Pursuant to the Agreement, Mr. Carcara’s annual base salary will be $215,000, subject to an annual review by the Board of Directors or its designee beginning in the first quarter of fiscal 2014. In addition, the Agreement provides that Mr. Carcara is entitled to participate in all Company bonus compensation plans in respect of fiscal year 2013 and beyond and that his target bonus shall be at least 50% of his annual base salary. The Agreement also provides that Mr. Carcara will be reimbursed for all reasonable relocation and temporary living expenses incurred within the first twelve months of his employment. In addition to being eligible to receive all employee benefits extended to the Company’s full-time employees and its executive officers (including any deferred compensation plans), the Company will pay 100% of Mr. Carcara’s medical insurance premiums.

If Mr. Carcara’s employment is terminated by the Company without “Cause” or by Mr. Carcara for “Good Reason” (as those terms are defined in the Agreement), then Mr. Carcara shall receive his then-current base salary for six months following the date of termination and six months continued coverage of his medical premiums to the extent he receives COBRA coverage during such period. However, if Mr. Carcara’s employment is terminated by the Company without Cause or by Mr. Carcara for Good Reason within 180 days of a “Change of Control” (as defined in the Agreement), the period during which Mr. Caracara will receive severance benefits will be extended from six to twelve months. The payment of any severance benefits is conditioned upon Mr. Carcara’s execution of a separation agreement and general release of claims in favor of the Company and its affiliates. If Mr. Carcara’s employment is terminated due to “Disability” (as defined in the Agreement), Mr. Carcara will receive an amount equal to 50% of his then-current annual base salary. Notwithstanding the forgoing, if Mr. Carcara employment is terminated and he receives any severance in connection therewith, but the Company determines within 180 days of the termination that Cause existed on, prior to or after the date of termination, then Mr. Carcara shall no longer be entitled to any further severance benefits under the Agreement.

The Agreement also includes customary non-compete, non-solicitation and confidentiality covenants.

The foregoing summary of the Agreement is not complete and is qualified in its entirety by reference to the complete text of the Agreement, a copy of which is filed herewith as Exhibit 99.1 and incorporated herein by reference.

Mr. Carcara does not have any family relationship with any of the Company’s executive officers or directors, nor has he engaged in any related party transaction with the Company that would be required to be disclosed pursuant to Item 404 of Regulation S-K.

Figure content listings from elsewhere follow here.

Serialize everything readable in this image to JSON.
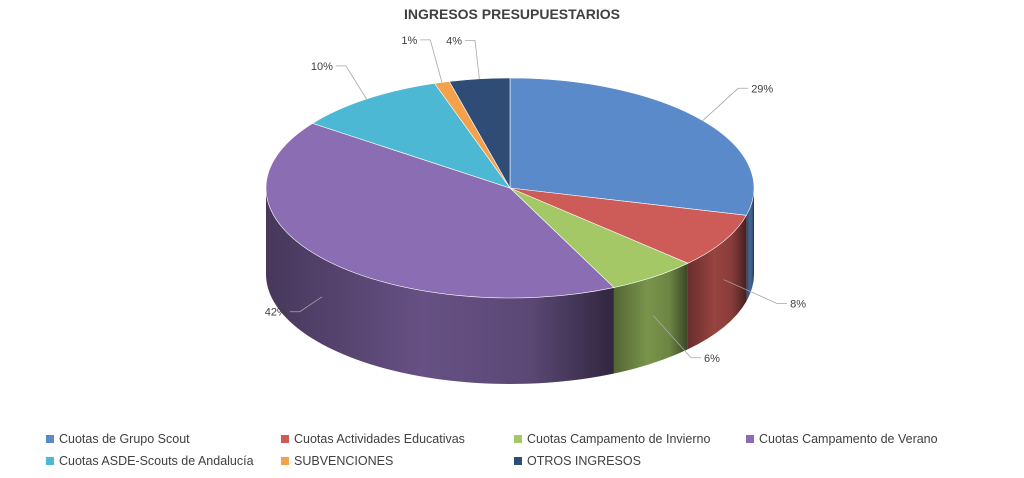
{
  "chart_data": {
    "type": "pie",
    "title": "INGRESOS PRESUPUESTARIOS",
    "three_d": true,
    "legend_position": "bottom",
    "slices": [
      {
        "name": "Cuotas de Grupo Scout",
        "value": 29,
        "label": "29%",
        "color": "#5B8ACB"
      },
      {
        "name": "Cuotas Actividades Educativas",
        "value": 8,
        "label": "8%",
        "color": "#CD5B57"
      },
      {
        "name": "Cuotas Campamento de Invierno",
        "value": 6,
        "label": "6%",
        "color": "#A4C865"
      },
      {
        "name": "Cuotas Campamento de Verano",
        "value": 42,
        "label": "42%",
        "color": "#8A6DB2"
      },
      {
        "name": "Cuotas ASDE-Scouts de Andalucía",
        "value": 10,
        "label": "10%",
        "color": "#4DB8D3"
      },
      {
        "name": "SUBVENCIONES",
        "value": 1,
        "label": "1%",
        "color": "#F5A04A"
      },
      {
        "name": "OTROS INGRESOS",
        "value": 4,
        "label": "4%",
        "color": "#2F4C76"
      }
    ]
  }
}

Item 9.01 Financial Statements and Exhibits

Exhibit 99.1 Executive Employment Agreement between Jeff Carcara and Center Cut Hospitality, Inc., dated November 12, 2012.


Pursuant to the requirements of the Securities Exchange Act of 1934, the registrant has duly caused this report to be signed on its behalf by the undersigned hereunto duly authorized.


Date: November 13, 2012     By:   /s/ Thomas J. Pennison, Jr.
      Thomas J. Pennison, Jr.
      Chief Financial Officer



Exhibit No.



99.1    Executive Employment Agreement between Jeff Carcara and Center Cut Hospitality, Inc., dated November 12, 2012.